Quelle vision d'avenir pour les transports à Toulouse et en Haute-Garonne
Les décisions en matière de transports revêtiront un caractère stratégique de première importance dans les années qui viennent. De grands efforts devront être réalisés.
Pour être à la hauteur, il faudra être clair sur les principes et les exigences qui conduiront la politique des transports :
- défendre le pouvoir d'achat des hauts garonnais, dans un contexte de crise énergétique, et rendre accessible à tous le réseau de transports,
- protéger notre environnement, en particulier en luttant contre les émissions de gaz à effet de serre,
- protéger et valoriser notre qualité et notre cadre de vie,
- concevoir des réseaux à l'échelle de territoires solidaires et non enclins à se refermer sur eux-mêmes,
- conserver la maîtrise publique et démocratique de nos choix en matière d'urbanisme et de transports, et ne pas laisser le soin à des intérêts particuliers d'en décider.
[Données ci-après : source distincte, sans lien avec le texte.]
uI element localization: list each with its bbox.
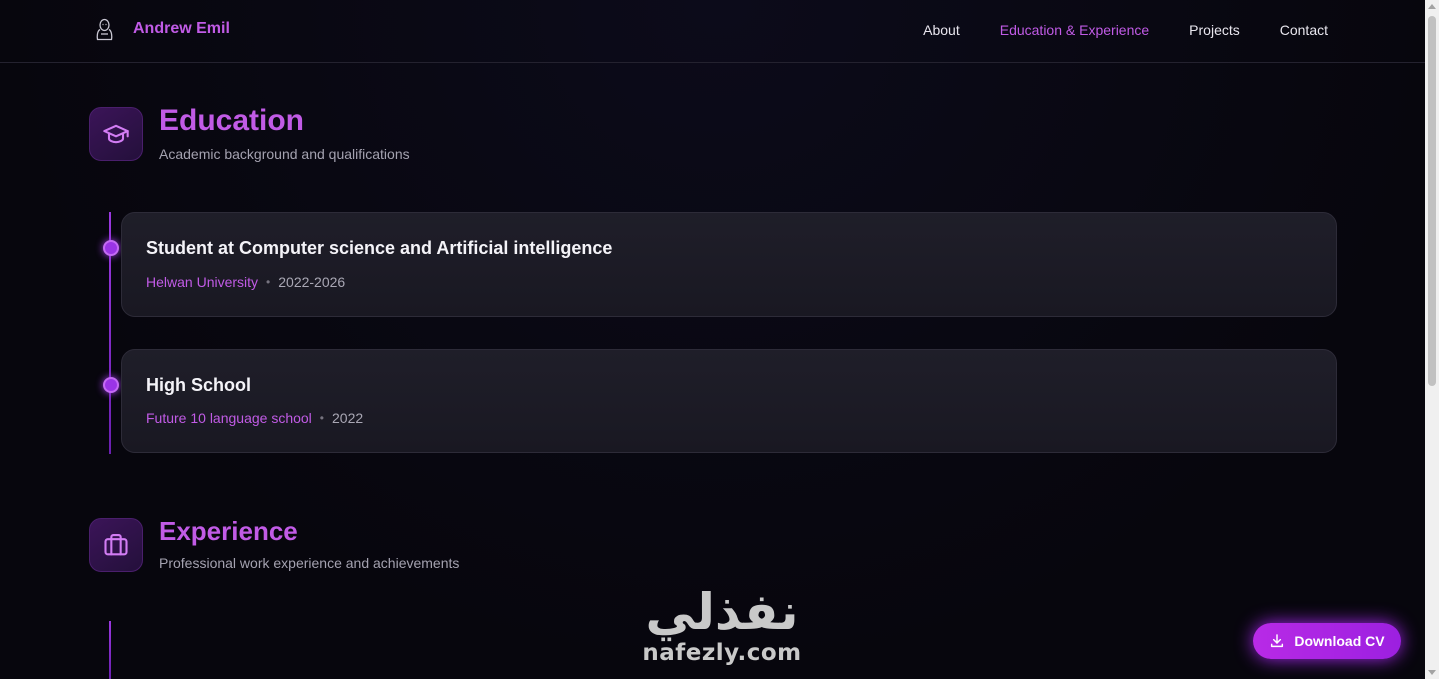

Alors que le développement démographique et économique concerne le département tout entier, il faudra garder à l'esprit que les destins de Toulouse et de la Haute-Garonne sont intimement liés en matière de transports. Le réseau doit donc être imaginé à cette échelle globale.
Il serait ainsi gravissime de voir Toulouse tenter de repousser ses difficultés à l'extérieur de ses frontières. Cette logique conduirait à l'échec collectif, car les difficultés de déplacement des uns sont aussi celles des autres. La rocade toulousaine ne peut pas être soulagée si de nouvelles solutions ne sont pas proposées aux habitants d'autres communes qui viennent travailler tous les jours dans l'agglomération toulousaine.
Nous devons développer ensemble un réseau d'agglomération, partie prenante d'un réseau départemental appelé à effectuer un saut qualitatif. C'est cette vision, fondée sur des territoires solidaires, que le Conseil Général défend. Une vision qui doit reposer sur un service public des transports capable d'imaginer l'intérêt général et de penser à long terme.